PSCI: Optimize call paths if all participants are cache-coherent

The current PSCI implementation can apply certain optimizations upon the
assumption that all PSCI participants are cache-coherent.

  - Skip performing cache maintenance during power-up.

  - Skip performing cache maintenance during power-down:

    At present, on the power-down path, CPU driver disables caches and
    MMU, and performs cache maintenance in preparation for powering down
    the CPU. This means that PSCI must perform additional cache
    maintenance on the extant stack for correct functioning.

    If all participating CPUs are cache-coherent, CPU driver would
    neither disable MMU nor perform cache maintenance. The CPU being
    powered down, therefore, remain cache-coherent throughout all PSCI
    call paths. This in turn means that PSCI cache maintenance
    operations are not required during power down.

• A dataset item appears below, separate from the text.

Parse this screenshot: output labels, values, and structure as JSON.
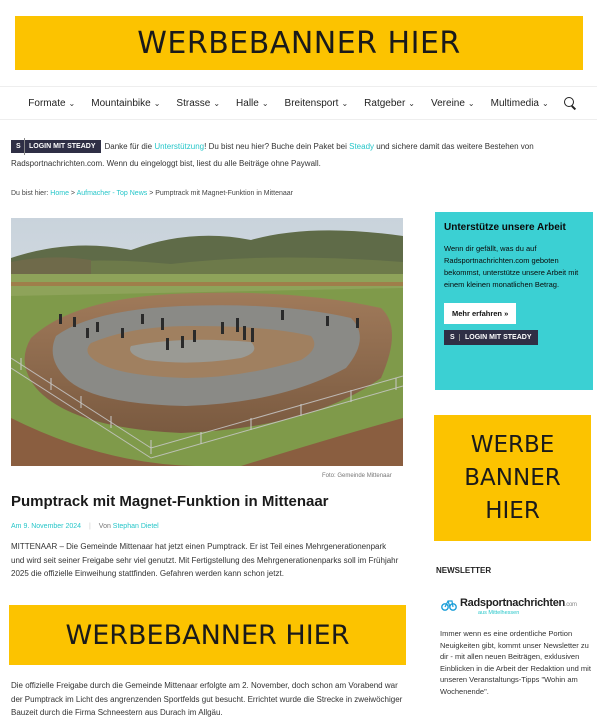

  - Choose spin locks instead of bakery locks:

    The current PSCI implementation must synchronize both cache-coherent
    and non-cache-coherent participants. Mutual exclusion primitives are
    not guaranteed to function on non-coherent memory. For this reason,
    the current PSCI implementation had to resort to bakery locks.

    If all participants are cache-coherent, the implementation can
    enable MMU and data caches early, and substitute bakery locks for
    spin locks. Spin locks make use of architectural mutual exclusion
    primitives, and are lighter and faster.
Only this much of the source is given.